Where things get messy is with just how much preparation is being done at the warm site. Remember, disaster recovery sites are only in-scope if they process, store or transmit cardholder data. And that is where some QSAs get in trouble; they neglect to ask the critical question of whether or not the warm site has cardholder data. A lot of organizations are now replicating data between their production data center and their warm site. It is cheaper, safer and faster to have a replica available than to try and recover data from backup media. Particularly when you have invested in storage area network (SAN) farms at both locations. SANs make the replication process easy and seamless with the only limitation being the time it takes to replicate over the connection between the two sites.
Regardless of what the PCI DSS states, I believe that all disaster recovery sites need to be assessed for PCI compliance regardless and here is why. The PCI DSS states that disaster recovery sites are not in-scope unless they process, store or transmit cardholder data. However, in the same breath, the PCI DSS states that once a disaster recovery site is activated, the site is in-scope and is required to comply with the PCI DSS requirements just as the production data center complied. So, how does one know that their disaster recovery cold or warm site will comply with the PCI DSS if it is never assessed? You do not know it will comply unless you assess it. How is that for a Catch-22? That is why I contend that all disaster recovery sites should be assessed whether they process, store or transmit cardholder data or not.
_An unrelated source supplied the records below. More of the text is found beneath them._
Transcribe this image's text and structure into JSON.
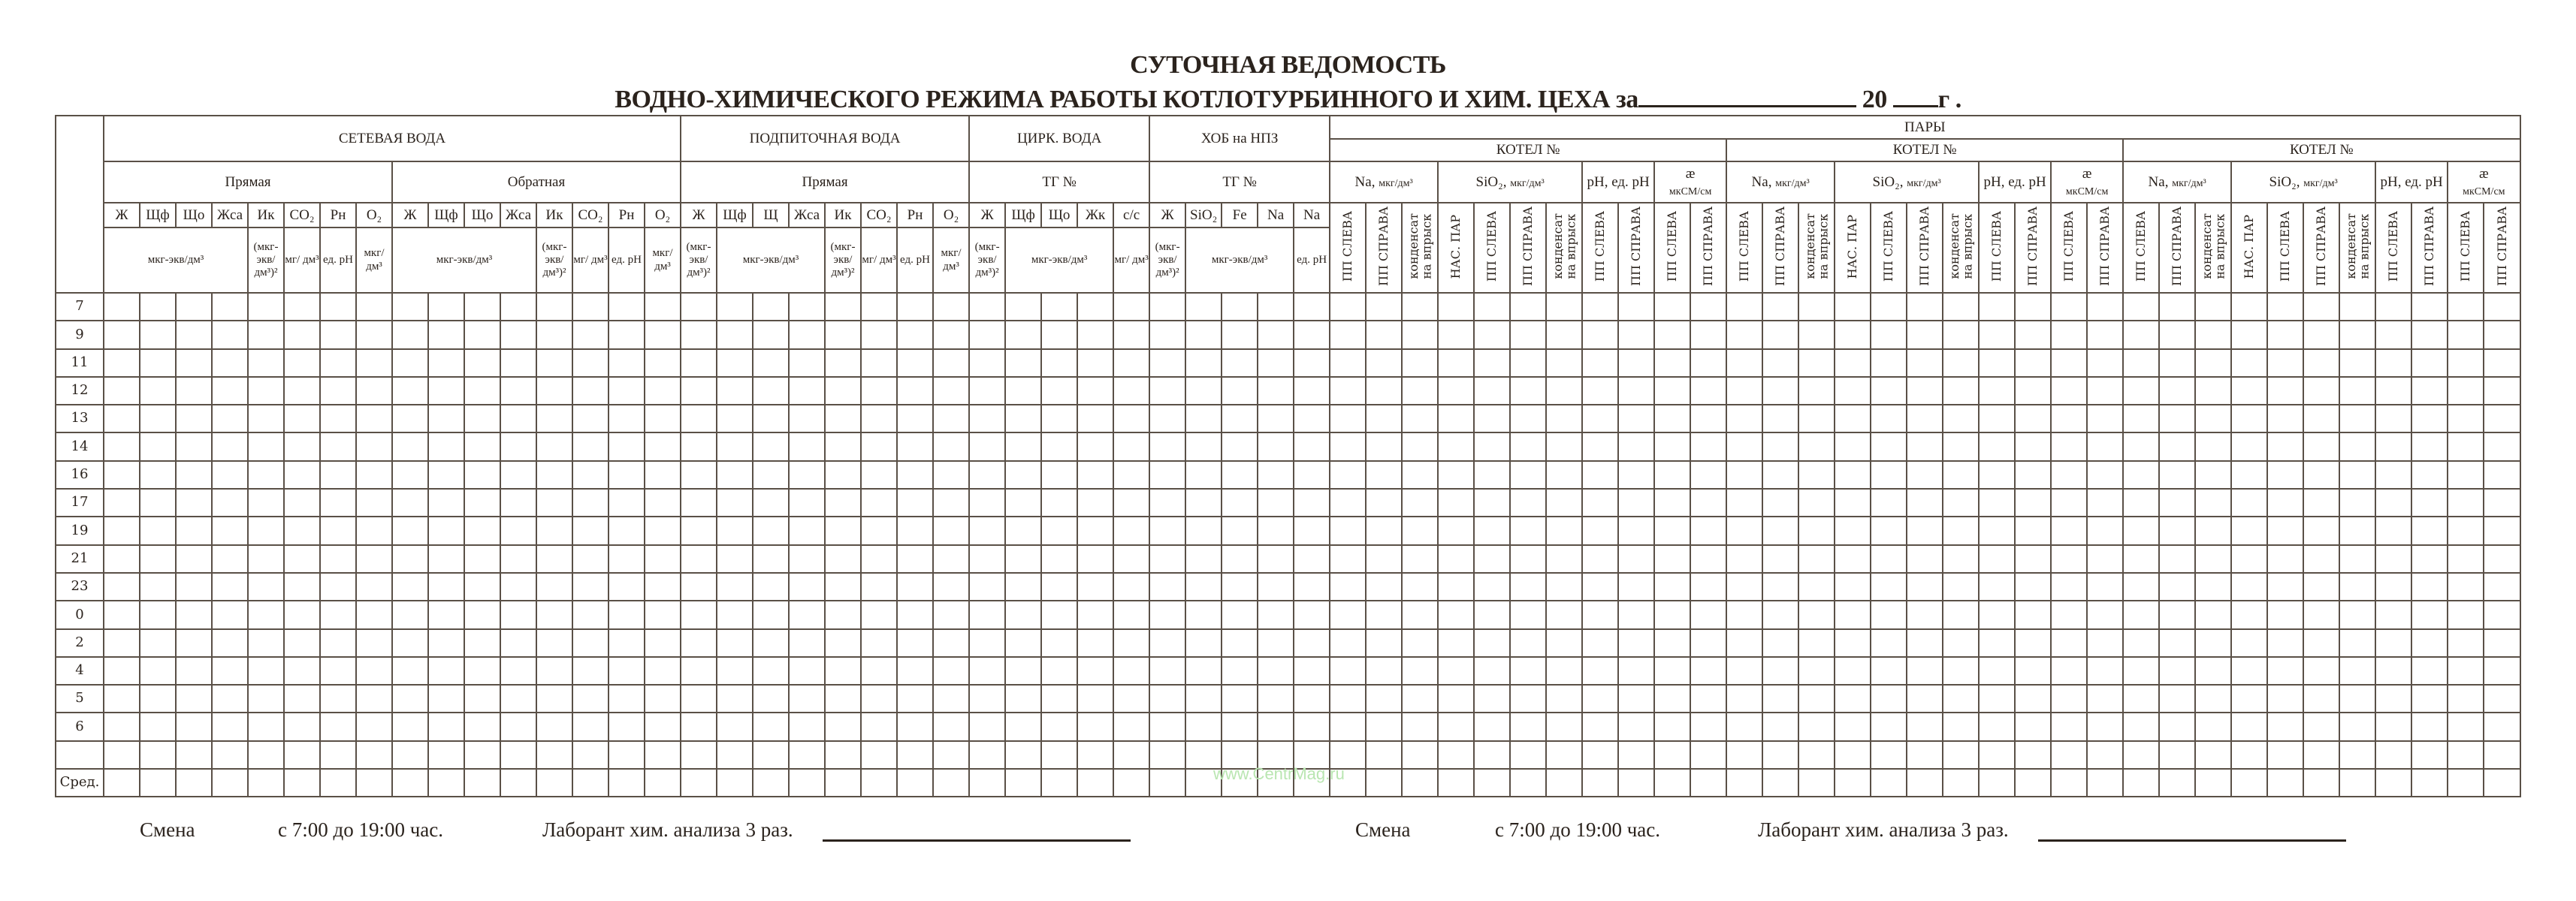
{
  "title": {
    "line1": "СУТОЧНАЯ ВЕДОМОСТЬ",
    "line2": "ВОДНО-ХИМИЧЕСКОГО РЕЖИМА РАБОТЫ КОТЛОТУРБИННОГО И ХИМ. ЦЕХА  за",
    "year_prefix": "20",
    "year_suffix": "г ."
  },
  "header": {
    "row_a": [
      {
        "text": "",
        "colspan": 1,
        "rowspan": 5
      },
      {
        "text": "СЕТЕВАЯ ВОДА",
        "colspan": 16,
        "rowspan": 2
      },
      {
        "text": "ПОДПИТОЧНАЯ ВОДА",
        "colspan": 8,
        "rowspan": 2
      },
      {
        "text": "ЦИРК. ВОДА",
        "colspan": 5,
        "rowspan": 2
      },
      {
        "text": "ХОБ на НПЗ",
        "colspan": 5,
        "rowspan": 2
      },
      {
        "text": "ПАРЫ",
        "colspan": 33,
        "rowspan": 1
      }
    ],
    "row_b": [
      {
        "text": "КОТЕЛ №",
        "colspan": 11
      },
      {
        "text": "КОТЕЛ №",
        "colspan": 11
      },
      {
        "text": "КОТЕЛ №",
        "colspan": 11
      }
    ],
    "row_c": [
      {
        "text": "Прямая",
        "colspan": 8
      },
      {
        "text": "Обратная",
        "colspan": 8
      },
      {
        "text": "Прямая",
        "colspan": 8
      },
      {
        "text": "ТГ №",
        "colspan": 5
      },
      {
        "text": "ТГ №",
        "colspan": 5
      },
      {
        "text": "Na,",
        "small": "мкг/дм³",
        "colspan": 3
      },
      {
        "text": "SiO₂,",
        "small": "мкг/дм³",
        "colspan": 4
      },
      {
        "text": "pH, ед. pH",
        "colspan": 2
      },
      {
        "text": "æ",
        "small": "мкСМ/см",
        "colspan": 2,
        "stack": true
      },
      {
        "text": "Na,",
        "small": "мкг/дм³",
        "colspan": 3
      },
      {
        "text": "SiO₂,",
        "small": "мкг/дм³",
        "colspan": 4
      },
      {
        "text": "pH, ед. pH",
        "colspan": 2
      },
      {
        "text": "æ",
        "small": "мкСМ/см",
        "colspan": 2,
        "stack": true
      },
      {
        "text": "Na,",
        "small": "мкг/дм³",
        "colspan": 3
      },
      {
        "text": "SiO₂,",
        "small": "мкг/дм³",
        "colspan": 4
      },
      {
        "text": "pH, ед. pH",
        "colspan": 2
      },
      {
        "text": "æ",
        "small": "мкСМ/см",
        "colspan": 2,
        "stack": true
      }
    ],
    "params": [
      "Ж",
      "Щф",
      "Що",
      "Жса",
      "Ик",
      "CO₂",
      "Рн",
      "O₂",
      "Ж",
      "Щф",
      "Що",
      "Жса",
      "Ик",
      "CO₂",
      "Рн",
      "O₂",
      "Ж",
      "Щф",
      "Щ",
      "Жса",
      "Ик",
      "CO₂",
      "Рн",
      "O₂",
      "Ж",
      "Щф",
      "Що",
      "Жк",
      "с/с",
      "Ж",
      "SiO₂",
      "Fe",
      "Na",
      "Na"
    ],
    "steam_points": [
      "ПП СЛЕВА",
      "ПП СПРАВА",
      "конденсат\nна впрыск",
      "НАС. ПАР",
      "ПП СЛЕВА",
      "ПП СПРАВА",
      "конденсат\nна впрыск",
      "ПП СЛЕВА",
      "ПП СПРАВА",
      "ПП СЛЕВА",
      "ПП СПРАВА",
      "ПП СЛЕВА",
      "ПП СПРАВА",
      "конденсат\nна впрыск",
      "НАС. ПАР",
      "ПП СЛЕВА",
      "ПП СПРАВА",
      "конденсат\nна впрыск",
      "ПП СЛЕВА",
      "ПП СПРАВА",
      "ПП СЛЕВА",
      "ПП СПРАВА",
      "ПП СЛЕВА",
      "ПП СПРАВА",
      "конденсат\nна впрыск",
      "НАС. ПАР",
      "ПП СЛЕВА",
      "ПП СПРАВА",
      "конденсат\nна впрыск",
      "ПП СЛЕВА",
      "ПП СПРАВА",
      "ПП СЛЕВА",
      "ПП СПРАВА"
    ],
    "units": [
      {
        "text": "мкг-экв/дм³",
        "colspan": 4
      },
      {
        "text": "(мкг- экв/ дм³)²",
        "colspan": 1
      },
      {
        "text": "мг/ дм³",
        "colspan": 1
      },
      {
        "text": "ед. pH",
        "colspan": 1
      },
      {
        "text": "мкг/ дм³",
        "colspan": 1
      },
      {
        "text": "мкг-экв/дм³",
        "colspan": 4
      },
      {
        "text": "(мкг- экв/ дм³)²",
        "colspan": 1
      },
      {
        "text": "мг/ дм³",
        "colspan": 1
      },
      {
        "text": "ед. pH",
        "colspan": 1
      },
      {
        "text": "мкг/ дм³",
        "colspan": 1
      },
      {
        "text": "(мкг- экв/ дм³)²",
        "colspan": 1
      },
      {
        "text": "мкг-экв/дм³",
        "colspan": 3
      },
      {
        "text": "(мкг- экв/ дм³)²",
        "colspan": 1
      },
      {
        "text": "мг/ дм³",
        "colspan": 1
      },
      {
        "text": "ед. pH",
        "colspan": 1
      },
      {
        "text": "мкг/ дм³",
        "colspan": 1
      },
      {
        "text": "(мкг- экв/ дм³)²",
        "colspan": 1
      },
      {
        "text": "мкг-экв/дм³",
        "colspan": 3
      },
      {
        "text": "мг/ дм³",
        "colspan": 1
      },
      {
        "text": "(мкг- экв/ дм³)²",
        "colspan": 1
      },
      {
        "text": "мкг-экв/дм³",
        "colspan": 3
      },
      {
        "text": "ед. pH",
        "colspan": 1
      }
    ]
  },
  "time_rows": [
    "7",
    "9",
    "11",
    "12",
    "13",
    "14",
    "16",
    "17",
    "19",
    "21",
    "23",
    "0",
    "2",
    "4",
    "5",
    "6",
    "",
    "Сред."
  ],
  "footer": [
    {
      "shift": "Смена",
      "hours": "с 7:00 до 19:00 час.",
      "lab": "Лаборант хим. анализа 3 раз."
    },
    {
      "shift": "Смена",
      "hours": "с 7:00 до 19:00 час.",
      "lab": "Лаборант хим. анализа 3 раз."
    }
  ],
  "watermark": "www.CentrMag.ru",
  "colors": {
    "ink": "#2b231d",
    "grid": "#5a5047",
    "watermark": "#b9e6b1"
  }
}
The bottom line here is that if you are not in compliance when you activate your disaster recovery site, you can be fined for non-compliance with the PCI DSS. And if you think that you can get a ‘by’ on compliance by saying you were in the midst of recovering from a disaster, think again, particularly if a breach occurs during your recovery. So, I highly recommend that all organizations make sure that their disaster recovery sites are and will be PCI compliant once they are active and that they are assessed by your QSA.
UPDATE: A number of people pointed out to me that it might be unreasonable to assess the disaster recovery site annually and I would agree. However, you should assess it at least once or if any changes occur that might effect the control environment at the site.
Well, at least the risk assessment should identify the risk of a cold site not being compliant and apply a relevant control – which may or may not require a full assessment of the site – it could just involve a good solid recovery plan that assures the rebuild at the cold site will be test confirmed to the same standards as production before its switched on – its for the QSA to decide whether the control is adequate. That will depend on the likely hood of a disaster and the impact it would have on the given scenario. I can’t believe there are QSA’s who simply don’t ask if the cold site processes or contains CHD!
When it’s technically out of scope until it’s in use, most QSAs don’t bring it up as their clients will argue ad-nauseum that it is not in scope.
PCI calls for annual risk assessment of the environment. If we have a DR hot site, should we look to perform risk assessment every year? Like performing full PCI assessment of DR site every year may not be practical, performing risk assessment of the DR site every year may not be practical. Your thoughts? Thank you.
As I said in the post, technically, a DR site is not in scope until it is activated. However, that is the rub. How do you know if your DR site will be compliant unless you assess it? While an annual assessment might not be feasible, as long as you assess it whenever changes occur to it or the PCI DSS and at least every three years, you should be fine.